The output is an email that reads like the client's best emails. Not "Hi {first_name}, I noticed you have a {objection_type}, let me address that." A real email that addresses Sarah's actual situation with the brand's actual voice.
The infrastructure to support this
For one client, the embedding index typically contains:
- 500-2,000 historical client emails (the winners)
- 50-200 sales-call transcripts
- 50-100 documented objection-response patterns
- 1,000-5,000 prior prospect conversations (anonymized)
- The full ICP playbook
- Brand voice style guide
That's 1,500-7,000 embedded chunks per client. Index size: typically 4-12 MB. Query latency: 80-200ms per retrieval. Cost: $0.001-$0.003 per agent decision.

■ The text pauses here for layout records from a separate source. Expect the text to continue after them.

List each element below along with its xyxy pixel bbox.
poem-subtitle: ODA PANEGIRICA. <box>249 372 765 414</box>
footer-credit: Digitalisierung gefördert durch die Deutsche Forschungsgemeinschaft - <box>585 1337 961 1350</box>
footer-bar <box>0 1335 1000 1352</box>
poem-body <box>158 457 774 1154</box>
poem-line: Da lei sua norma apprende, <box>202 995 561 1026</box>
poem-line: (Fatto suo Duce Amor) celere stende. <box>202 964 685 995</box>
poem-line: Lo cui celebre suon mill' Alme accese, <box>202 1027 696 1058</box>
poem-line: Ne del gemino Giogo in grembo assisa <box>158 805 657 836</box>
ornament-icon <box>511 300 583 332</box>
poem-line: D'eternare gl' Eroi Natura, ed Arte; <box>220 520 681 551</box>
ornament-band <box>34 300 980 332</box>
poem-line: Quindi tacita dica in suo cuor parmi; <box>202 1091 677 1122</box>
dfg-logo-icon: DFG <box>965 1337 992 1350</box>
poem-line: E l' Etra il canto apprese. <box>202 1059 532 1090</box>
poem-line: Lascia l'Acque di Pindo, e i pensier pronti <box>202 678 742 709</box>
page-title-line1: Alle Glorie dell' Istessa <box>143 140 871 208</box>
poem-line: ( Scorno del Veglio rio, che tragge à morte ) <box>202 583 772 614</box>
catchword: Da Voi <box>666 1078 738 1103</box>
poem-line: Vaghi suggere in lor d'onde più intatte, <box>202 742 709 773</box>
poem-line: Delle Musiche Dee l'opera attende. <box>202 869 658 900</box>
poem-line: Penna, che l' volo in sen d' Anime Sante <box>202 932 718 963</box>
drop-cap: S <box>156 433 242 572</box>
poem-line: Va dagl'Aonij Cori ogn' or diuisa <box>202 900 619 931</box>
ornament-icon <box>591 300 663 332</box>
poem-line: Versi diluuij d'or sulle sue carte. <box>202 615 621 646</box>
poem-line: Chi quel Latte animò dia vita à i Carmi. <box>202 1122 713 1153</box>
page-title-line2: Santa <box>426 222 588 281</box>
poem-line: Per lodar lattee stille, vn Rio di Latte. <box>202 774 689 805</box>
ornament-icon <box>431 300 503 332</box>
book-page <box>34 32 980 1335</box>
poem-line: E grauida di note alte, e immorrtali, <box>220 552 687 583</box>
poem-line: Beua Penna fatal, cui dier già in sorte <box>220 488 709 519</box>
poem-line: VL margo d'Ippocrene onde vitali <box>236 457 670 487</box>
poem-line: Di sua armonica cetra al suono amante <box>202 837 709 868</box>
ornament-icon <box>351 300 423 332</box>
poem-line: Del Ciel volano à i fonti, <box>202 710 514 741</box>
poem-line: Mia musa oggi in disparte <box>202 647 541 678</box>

How most agencies skip this
The shortcut most "RAG-powered" agency implementations take is to skip retrieval entirely. They pass the prospect's name and a few CRM fields to a hardcoded prompt that says "write a follow-up email" and hope the model produces something usable.
The output is generic. The voice is wrong. The objection responses are vague. The customer can tell — and so can the prospect.
The reason agencies skip retrieval is that it requires actual data engineering: indexing the historical content, maintaining embeddings, scoring relevance, structuring prompts. That's two weeks of setup per client minimum. Most agencies don't have the technical capacity, so they pretend they do.
The customers who can tell the difference are the ones who care. The customers who can't tell the difference are the ones who churn faster, because the agent layer they thought they bought never existed.
What to ask any vendor claiming RAG
Three questions that filter signal from noise:
- "Show me one real agent conversation from a current client deployment. Walk me through what was retrieved, why, and how it was structured in the prompt."
- "What's in your embedding index for [example client]? How many chunks? What types?"
- "What's the latency from prospect input to agent decision? How much is retrieval vs. inference?"
If the vendor can answer all three with specifics, they're running real RAG. If they pivot to "we use the latest GPT" or "we have proprietary fine-tuning" — they don't.